I celebrated my 19th
birthday last 8th of September...I usually hate celebrating my
birthday..Depression usually strikes at its strongest point whenever that day
comes..A cycle of thoughts and feelings were being responded to when this day
comes. At the end of the day, I would usually get so morose as I start
reflecting about the nothingness and misery I created out of this existence
which is supposed to be an opportunity for me to create something and turn
myself into something that truly exists.

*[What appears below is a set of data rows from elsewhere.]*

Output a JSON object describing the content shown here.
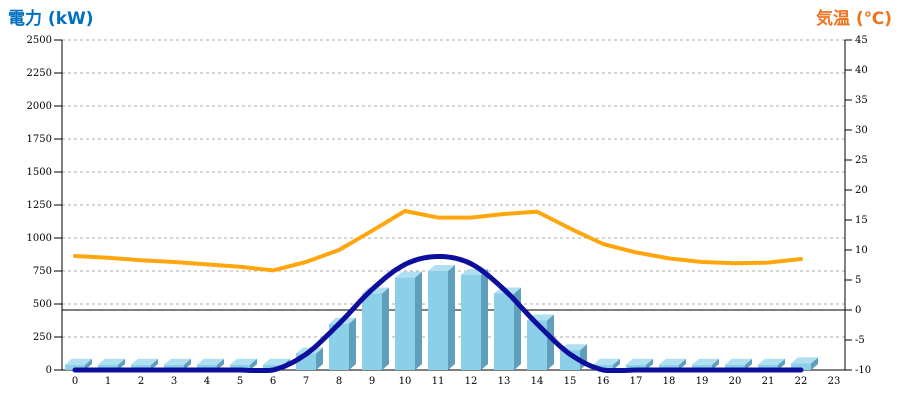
{
  "titles": {
    "left": "電力 (kW)",
    "right": "気温 (℃)"
  },
  "colors": {
    "left_title": "#0070C0",
    "right_title": "#EE7420",
    "bar_front": "#8CCFE8",
    "bar_top": "#AFDFF0",
    "bar_side": "#609FBC",
    "power_line": "#0E0E9C",
    "temp_line": "#FFA60E",
    "gridline": "#ADADAD",
    "axis": "#000000",
    "zero_line": "#000000"
  },
  "chart_data": {
    "type": "bar",
    "subtype": "combo-bar-line-dual-axis",
    "hours": [
      0,
      1,
      2,
      3,
      4,
      5,
      6,
      7,
      8,
      9,
      10,
      11,
      12,
      13,
      14,
      15,
      16,
      17,
      18,
      19,
      20,
      21,
      22,
      23
    ],
    "left_axis": {
      "title": "電力 (kW)",
      "min": 0,
      "max": 2500,
      "step": 250,
      "grid": "dashed"
    },
    "right_axis": {
      "title": "気温 (℃)",
      "min": -10,
      "max": 45,
      "step": 5
    },
    "reference_line": {
      "axis": "right",
      "value": 0,
      "style": "solid-black"
    },
    "series": [
      {
        "name": "power_bars_kw",
        "type": "bar",
        "axis": "left",
        "style": "3d-light-blue",
        "values": [
          40,
          40,
          40,
          40,
          40,
          40,
          40,
          125,
          350,
          580,
          700,
          750,
          720,
          580,
          375,
          150,
          40,
          40,
          40,
          40,
          40,
          40,
          50,
          null
        ]
      },
      {
        "name": "power_curve_kw",
        "type": "line",
        "axis": "left",
        "smooth": true,
        "style": "thick-navy",
        "values": [
          0,
          0,
          0,
          0,
          0,
          0,
          0,
          120,
          350,
          610,
          800,
          860,
          805,
          610,
          350,
          120,
          0,
          0,
          0,
          0,
          0,
          0,
          0,
          null
        ]
      },
      {
        "name": "temperature_c",
        "type": "line",
        "axis": "right",
        "smooth": false,
        "style": "thick-orange",
        "values": [
          9.0,
          8.7,
          8.3,
          8.0,
          7.6,
          7.2,
          6.6,
          8.0,
          10.0,
          13.2,
          16.5,
          15.4,
          15.4,
          16.0,
          16.4,
          13.6,
          11.0,
          9.6,
          8.6,
          8.0,
          7.8,
          7.9,
          8.5,
          null
        ]
      }
    ]
  }
}
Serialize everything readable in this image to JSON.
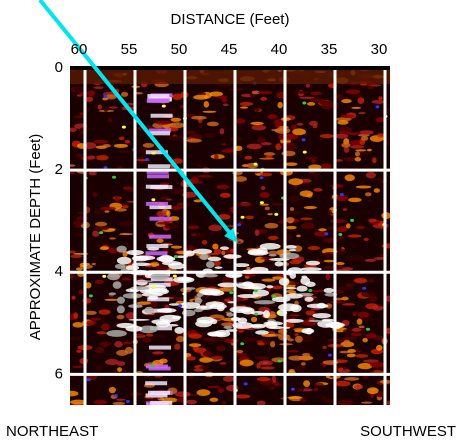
{
  "chart_data": {
    "type": "image",
    "title": "DISTANCE (Feet)",
    "y_label": "APPROXIMATE DEPTH (Feet)",
    "annotations": [
      "NORTHEAST",
      "SOUTHWEST"
    ],
    "xlim": [
      61.5,
      29.5
    ],
    "xticks": [
      60,
      55,
      50,
      45,
      40,
      35,
      30
    ],
    "ylim": [
      0,
      6.6
    ],
    "yticks": [
      0,
      2,
      4,
      6
    ],
    "grid": true,
    "grid_color": "#ffffff"
  }
}
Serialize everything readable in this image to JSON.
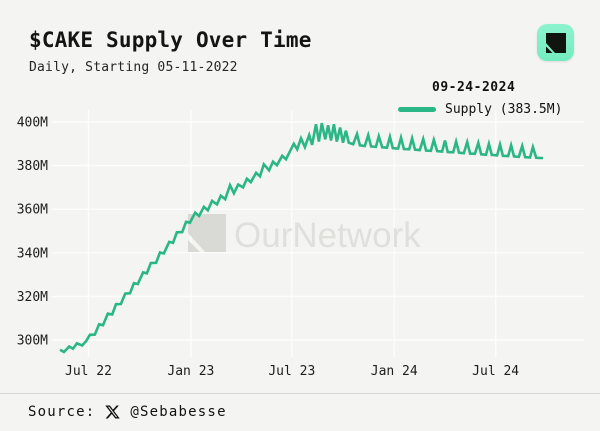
{
  "header": {
    "title": "$CAKE Supply Over Time",
    "subtitle": "Daily, Starting 05-11-2022"
  },
  "legend": {
    "date": "09-24-2024",
    "series_label": "Supply (383.5M)"
  },
  "watermark": {
    "text": "OurNetwork"
  },
  "source": {
    "prefix": "Source:",
    "handle": "@Sebabesse"
  },
  "colors": {
    "background": "#f4f4f2",
    "line_green": "#2ab687",
    "badge_green": "#7cefc5",
    "gridline": "#ffffff",
    "watermark_gray": "#dededb",
    "text_dark": "#161616"
  },
  "chart_data": {
    "type": "line",
    "title": "$CAKE Supply Over Time",
    "subtitle": "Daily, Starting 05-11-2022",
    "series_name": "Supply",
    "latest_date": "09-24-2024",
    "latest_value_m": 383.5,
    "x_start_date": "05-11-2022",
    "x_end_date": "09-24-2024",
    "xlabel": "",
    "ylabel": "",
    "grid": true,
    "legend_position": "top-right",
    "ylim_m": [
      292,
      405
    ],
    "y_ticks": [
      {
        "label": "300M",
        "value": 300
      },
      {
        "label": "320M",
        "value": 320
      },
      {
        "label": "340M",
        "value": 340
      },
      {
        "label": "360M",
        "value": 360
      },
      {
        "label": "380M",
        "value": 380
      },
      {
        "label": "400M",
        "value": 400
      }
    ],
    "x_ticks": [
      {
        "label": "Jul 22",
        "t": 0.059
      },
      {
        "label": "Jan 23",
        "t": 0.271
      },
      {
        "label": "Jul 23",
        "t": 0.48
      },
      {
        "label": "Jan 24",
        "t": 0.692
      },
      {
        "label": "Jul 24",
        "t": 0.902
      }
    ],
    "points_t": [
      0.0,
      0.008,
      0.019,
      0.027,
      0.035,
      0.046,
      0.054,
      0.062,
      0.072,
      0.081,
      0.089,
      0.099,
      0.108,
      0.116,
      0.126,
      0.135,
      0.145,
      0.153,
      0.161,
      0.172,
      0.18,
      0.188,
      0.199,
      0.207,
      0.215,
      0.226,
      0.234,
      0.242,
      0.253,
      0.261,
      0.269,
      0.28,
      0.288,
      0.298,
      0.306,
      0.315,
      0.325,
      0.333,
      0.342,
      0.352,
      0.36,
      0.369,
      0.379,
      0.387,
      0.395,
      0.406,
      0.414,
      0.422,
      0.433,
      0.441,
      0.449,
      0.46,
      0.468,
      0.476,
      0.484,
      0.491,
      0.499,
      0.507,
      0.516,
      0.522,
      0.53,
      0.536,
      0.542,
      0.549,
      0.555,
      0.561,
      0.567,
      0.573,
      0.58,
      0.586,
      0.592,
      0.598,
      0.607,
      0.615,
      0.621,
      0.631,
      0.638,
      0.644,
      0.654,
      0.66,
      0.667,
      0.677,
      0.683,
      0.689,
      0.7,
      0.706,
      0.712,
      0.723,
      0.729,
      0.735,
      0.745,
      0.752,
      0.758,
      0.768,
      0.774,
      0.781,
      0.791,
      0.797,
      0.803,
      0.814,
      0.82,
      0.826,
      0.836,
      0.843,
      0.849,
      0.859,
      0.866,
      0.872,
      0.882,
      0.888,
      0.894,
      0.905,
      0.911,
      0.917,
      0.928,
      0.934,
      0.94,
      0.95,
      0.957,
      0.963,
      0.973,
      0.979,
      0.986,
      0.994,
      1.0
    ],
    "points_supply_m": [
      295.5,
      294.5,
      297.0,
      296.0,
      298.5,
      297.5,
      299.5,
      302.4,
      302.5,
      307.2,
      306.8,
      312.1,
      311.7,
      316.4,
      316.5,
      321.3,
      321.4,
      326.1,
      325.7,
      331.0,
      330.6,
      335.3,
      335.4,
      340.2,
      339.7,
      345.0,
      344.6,
      349.4,
      349.5,
      354.2,
      353.8,
      358.4,
      356.9,
      361.1,
      359.5,
      363.8,
      362.2,
      366.2,
      364.6,
      371.0,
      367.3,
      371.3,
      370.0,
      374.0,
      372.4,
      376.7,
      375.1,
      380.6,
      377.8,
      381.8,
      380.2,
      384.5,
      382.9,
      386.5,
      390.0,
      387.5,
      392.5,
      388.5,
      394.0,
      389.5,
      399.0,
      391.0,
      399.5,
      392.0,
      398.5,
      391.5,
      399.0,
      391.0,
      397.5,
      390.5,
      396.0,
      390.5,
      389.8,
      394.5,
      389.3,
      389.0,
      394.0,
      388.8,
      388.6,
      393.5,
      388.4,
      388.2,
      393.2,
      388.0,
      387.8,
      392.8,
      387.6,
      387.5,
      392.5,
      387.3,
      387.1,
      392.2,
      386.9,
      386.8,
      391.8,
      386.6,
      386.4,
      391.5,
      386.2,
      386.1,
      391.0,
      385.9,
      385.7,
      390.8,
      385.5,
      385.4,
      390.4,
      385.2,
      385.0,
      390.0,
      384.9,
      384.7,
      389.7,
      384.5,
      384.4,
      389.3,
      384.2,
      384.0,
      389.0,
      383.9,
      383.7,
      388.5,
      383.6,
      383.5,
      383.5
    ]
  }
}
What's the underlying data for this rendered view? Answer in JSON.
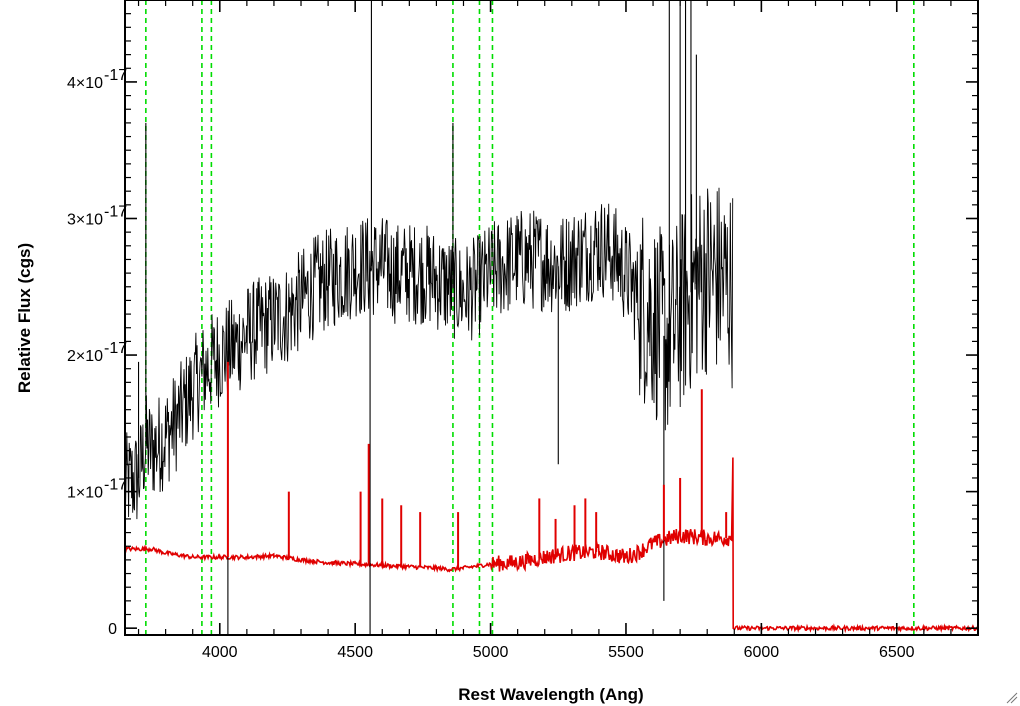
{
  "chart_data": {
    "type": "line",
    "title": "",
    "xlabel": "Rest Wavelength (Ang)",
    "ylabel": "Relative Flux (cgs)",
    "xlim": [
      3650,
      6800
    ],
    "ylim": [
      -5e-19,
      4.6e-17
    ],
    "x_ticks": [
      {
        "value": 4000,
        "label": "4000"
      },
      {
        "value": 4500,
        "label": "4500"
      },
      {
        "value": 5000,
        "label": "5000"
      },
      {
        "value": 5500,
        "label": "5500"
      },
      {
        "value": 6000,
        "label": "6000"
      },
      {
        "value": 6500,
        "label": "6500"
      }
    ],
    "y_ticks": [
      {
        "value": 0,
        "base": "0",
        "exp": ""
      },
      {
        "value": 1e-17,
        "base": "1×10",
        "exp": "-17"
      },
      {
        "value": 2e-17,
        "base": "2×10",
        "exp": "-17"
      },
      {
        "value": 3e-17,
        "base": "3×10",
        "exp": "-17"
      },
      {
        "value": 4e-17,
        "base": "4×10",
        "exp": "-17"
      }
    ],
    "grid": false,
    "legend": "none",
    "series": [
      {
        "color": "#000000",
        "style": "noisy",
        "x": [
          3650,
          3700,
          3727,
          3750,
          3800,
          3850,
          3900,
          3950,
          4000,
          4050,
          4100,
          4150,
          4200,
          4250,
          4300,
          4350,
          4400,
          4450,
          4500,
          4550,
          4600,
          4650,
          4700,
          4750,
          4800,
          4850,
          4900,
          4950,
          5000,
          5050,
          5100,
          5150,
          5200,
          5250,
          5300,
          5350,
          5400,
          5450,
          5500,
          5550,
          5600,
          5650,
          5700,
          5750,
          5800,
          5850,
          5895
        ],
        "y": [
          1.05e-17,
          1.1e-17,
          1.35e-17,
          1.3e-17,
          1.4e-17,
          1.55e-17,
          1.75e-17,
          1.9e-17,
          2e-17,
          2.05e-17,
          2.15e-17,
          2.2e-17,
          2.25e-17,
          2.3e-17,
          2.4e-17,
          2.5e-17,
          2.55e-17,
          2.6e-17,
          2.65e-17,
          2.65e-17,
          2.65e-17,
          2.6e-17,
          2.6e-17,
          2.6e-17,
          2.55e-17,
          2.5e-17,
          2.45e-17,
          2.5e-17,
          2.6e-17,
          2.65e-17,
          2.7e-17,
          2.7e-17,
          2.7e-17,
          2.65e-17,
          2.7e-17,
          2.75e-17,
          2.8e-17,
          2.75e-17,
          2.6e-17,
          2.4e-17,
          2.3e-17,
          2.1e-17,
          2.3e-17,
          2.5e-17,
          2.6e-17,
          2.55e-17,
          2.5e-17
        ]
      },
      {
        "color": "#e00000",
        "style": "smooth",
        "x": [
          3650,
          3700,
          3750,
          3800,
          3900,
          4000,
          4100,
          4200,
          4300,
          4400,
          4500,
          4600,
          4700,
          4800,
          4850,
          4900,
          5000,
          5100,
          5200,
          5300,
          5400,
          5500,
          5550,
          5600,
          5650,
          5700,
          5800,
          5890,
          5895,
          5896,
          6800
        ],
        "y": [
          5.8e-18,
          5.8e-18,
          5.8e-18,
          5.5e-18,
          5.2e-18,
          5.2e-18,
          5.2e-18,
          5.3e-18,
          5e-18,
          4.8e-18,
          4.7e-18,
          4.6e-18,
          4.5e-18,
          4.4e-18,
          4.3e-18,
          4.4e-18,
          4.7e-18,
          4.8e-18,
          5.2e-18,
          5.5e-18,
          5.6e-18,
          5.2e-18,
          5.6e-18,
          6.2e-18,
          6.5e-18,
          6.8e-18,
          6.6e-18,
          6.6e-18,
          1.25e-17,
          0.0,
          0.0
        ]
      }
    ],
    "emission_spikes": [
      {
        "x": 4030,
        "y": 1.95e-17
      },
      {
        "x": 4255,
        "y": 1e-17
      },
      {
        "x": 4520,
        "y": 1e-17
      },
      {
        "x": 4550,
        "y": 1.35e-17
      },
      {
        "x": 4600,
        "y": 9.5e-18
      },
      {
        "x": 4670,
        "y": 9e-18
      },
      {
        "x": 4740,
        "y": 8.5e-18
      },
      {
        "x": 4880,
        "y": 8.5e-18
      },
      {
        "x": 5180,
        "y": 9.5e-18
      },
      {
        "x": 5240,
        "y": 8e-18
      },
      {
        "x": 5310,
        "y": 9e-18
      },
      {
        "x": 5350,
        "y": 9.5e-18
      },
      {
        "x": 5390,
        "y": 8.5e-18
      },
      {
        "x": 5640,
        "y": 1.05e-17
      },
      {
        "x": 5700,
        "y": 1.1e-17
      },
      {
        "x": 5780,
        "y": 1.75e-17
      },
      {
        "x": 5870,
        "y": 8.5e-18
      }
    ],
    "absorption_spikes": [
      {
        "x": 3700,
        "y": 1.95e-17
      },
      {
        "x": 3727,
        "y": 3.7e-17
      },
      {
        "x": 4030,
        "y": -5e-19
      },
      {
        "x": 4560,
        "y": 4.6e-17
      },
      {
        "x": 4555,
        "y": -5e-19
      },
      {
        "x": 4861,
        "y": 3.7e-17
      },
      {
        "x": 5250,
        "y": 1.2e-17
      },
      {
        "x": 5640,
        "y": 2e-18
      },
      {
        "x": 5660,
        "y": 4.6e-17
      },
      {
        "x": 5700,
        "y": 4.6e-17
      },
      {
        "x": 5720,
        "y": 4.6e-17
      },
      {
        "x": 5740,
        "y": 4.6e-17
      },
      {
        "x": 5760,
        "y": 4.2e-17
      }
    ],
    "reference_lines": {
      "color": "#00dd00",
      "style": "dashed",
      "x": [
        3727,
        3934,
        3969,
        4861,
        4959,
        5007,
        6563
      ]
    }
  }
}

I fell deeper into the abyss of cynicm
since I have again and again learned that I totally did not make the most out
of those 365 days and thousands of opportunities to love all the people who
show great affection and care for me, to open up myself and be friends to
people whose judgments are dictated by the norms of the society, to mature as a
sound individual, and to rectify all the mistakes I have done or still have
been doing, to learn based on the ideas of the authority figures around me -
not just my on own disdainful ideas, to be more selfless and be more concerned
to those around me, and other new-year's-list type of things I needed to
accomplish. During the last five years of my life, I have always felt that I am
a big failure. The 8th of September had always been a time that made me prove
this idea. When I was still at the verge wherein I embraced death, I even
wanted to end it all on that day of celebration of life. I wouldn't want to go
deeper into the phantoms of my subconscious, since this was the past - the past
wherein I was blinded by emotions over logic and reason.
Things are totally different now. I now know that I am eventually
creating something out of the nothingness I have been. I can say that I am now
a better person than that girl I used to despise. I have been giving more
importance to logic over feelings and series of depression and anxiety. Sadness
is just a state of mind, a self-created problem that encompasses a variety of
reactions, which can either be rational or foolish. But it's hard to base one's
reaction under the grounds of intellect and logic when in the past, one has
completely allowed himself to be devoured by that emptiness. I still get the
same feelings all over again but I fight the impulse now. Looking on the
brighter side of my life makes me drift away into that void of emptiness. I may
not be living my life the way I want to but I am lucky - lucky to be loved and
guided by someone who has a great will and effort in shaping me into the best
person I can be. I can't ask for anything more; I can say that I am happy now.
I have never been this happy. If my life would be compared to a novel, I am now
enjoying the climax of the story. There's an unexplainable enigma in how he
changed me, my perspective, my values and belief system, and the other aspects
of my life. It's magical how someone who is damned, or someone who just thinks
she is, or someone who's just plain ass dumb can amend her existence due to
that sole being who made her realize the essence of life per se. It’s amazing
how I realized that through him, I can now truly exist.